A Lead Implementer builds and maintains your ISMS; a Lead Auditor checks it for compliance with ISO 27001. The two roles are kept separate on purpose, so the auditor stays independent and the certificate carries weight. For a certification project you hire a Lead Implementer. The Lead Auditor arrives at the end, working for the certification body, to decide whether you pass.

### Which role do I hire to get ISO 27001 certified?

You hire a Lead Implementer. Getting certified means building a working ISMS first, and that is the implementer's job. The Lead Auditor is not someone you hire for the project at all; they are assigned by an accredited certification body to assess what you built. Hiring an auditor to run your project means hiring someone trained to find gaps, not to close them.

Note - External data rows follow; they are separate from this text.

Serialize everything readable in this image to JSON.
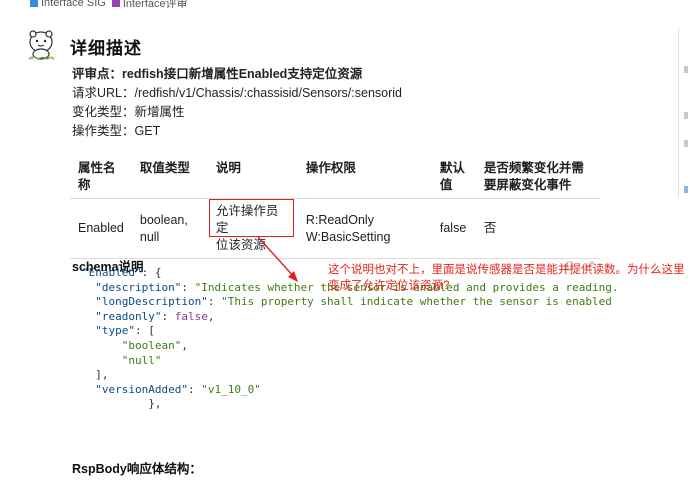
{
  "tags": [
    {
      "label": "Interface SIG",
      "color": "#2f8de0"
    },
    {
      "label": "Interface评审",
      "color": "#9b3fb8"
    }
  ],
  "heading": "详细描述",
  "meta": {
    "review_label": "评审点：",
    "review_value": "redfish接口新增属性Enabled支持定位资源",
    "url_label": "请求URL：",
    "url_value": "/redfish/v1/Chassis/:chassisid/Sensors/:sensorid",
    "change_label": "变化类型：",
    "change_value": "新增属性",
    "op_label": "操作类型：",
    "op_value": "GET"
  },
  "table": {
    "headers": [
      "属性名称",
      "取值类型",
      "说明",
      "操作权限",
      "默认值",
      "是否频繁变化并需要屏蔽变化事件"
    ],
    "row": {
      "name": "Enabled",
      "type_line1": "boolean,",
      "type_line2": "null",
      "desc_line1": "允许操作员定",
      "desc_line2": "位该资源",
      "perm_line1": "R:ReadOnly",
      "perm_line2": "W:BasicSetting",
      "default": "false",
      "frequent": "否"
    }
  },
  "schema_title": "schema说明",
  "comment": {
    "line1": "这个说明也对不上，里面是说传感器是否是能并提供读数。为什么这里",
    "line2": "变成了允许定位该资源?"
  },
  "code": {
    "root_key": "\"Enabled\"",
    "desc_key": "\"description\"",
    "desc_val": "\"Indicates whether the sensor is enabled and provides a reading.",
    "long_key": "\"longDescription\"",
    "long_val": "\"This property shall indicate whether the sensor is enabled",
    "readonly_key": "\"readonly\"",
    "readonly_val": "false",
    "type_key": "\"type\"",
    "type_v1": "\"boolean\"",
    "type_v2": "\"null\"",
    "version_key": "\"versionAdded\"",
    "version_val": "\"v1_10_0\""
  },
  "footer_title": "RspBody响应体结构："
}
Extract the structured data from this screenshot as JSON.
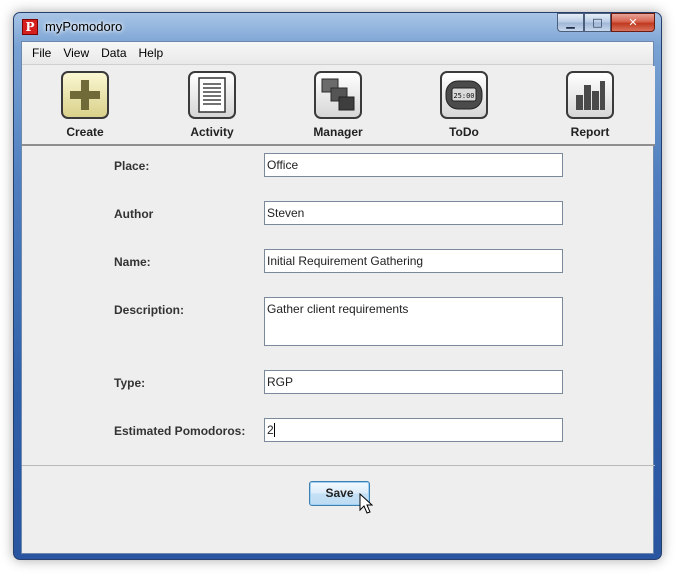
{
  "window": {
    "title": "myPomodoro",
    "app_icon_letter": "P",
    "controls": {
      "minimize": "▁",
      "maximize": "□",
      "close": "✕"
    }
  },
  "menubar": {
    "items": [
      {
        "label": "File"
      },
      {
        "label": "View"
      },
      {
        "label": "Data"
      },
      {
        "label": "Help"
      }
    ]
  },
  "toolbar": {
    "buttons": [
      {
        "label": "Create",
        "icon": "plus-icon"
      },
      {
        "label": "Activity",
        "icon": "document-list-icon"
      },
      {
        "label": "Manager",
        "icon": "stacked-windows-icon"
      },
      {
        "label": "ToDo",
        "icon": "timer-icon",
        "icon_text": "25:00"
      },
      {
        "label": "Report",
        "icon": "bar-chart-icon"
      }
    ]
  },
  "form": {
    "place": {
      "label": "Place:",
      "value": "Office"
    },
    "author": {
      "label": "Author",
      "value": "Steven"
    },
    "name": {
      "label": "Name:",
      "value": "Initial Requirement Gathering"
    },
    "description": {
      "label": "Description:",
      "value": "Gather client requirements"
    },
    "type": {
      "label": "Type:",
      "value": "RGP"
    },
    "estimated_pomodoros": {
      "label": "Estimated Pomodoros:",
      "value": "2"
    }
  },
  "actions": {
    "save_label": "Save"
  },
  "colors": {
    "window_frame": "#2f5fa8",
    "client_bg": "#eeeeee",
    "close_button": "#c0391f",
    "create_icon": "#c9c27a"
  }
}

### What does the senior tier of Lead Implementer mean?

The PECB Lead Implementer credential has four tiers. The Senior Lead Implementer is the top one, requiring at least ten years of work experience, most of it in information security, plus a large block of real project hours. The tier signals depth and a track record, not just a passed exam, which matters when a certification project runs into the usual surprises.

### What should I ask an ISO 27001 certification consultant?

Ask which tier of the Lead Implementer credential they hold, how many full certification projects they have taken to a passed audit, and which certification body issued their designation. The answers separate a builder with a track record from a fresh exam pass. Tier and project count tell you more than the credential name alone.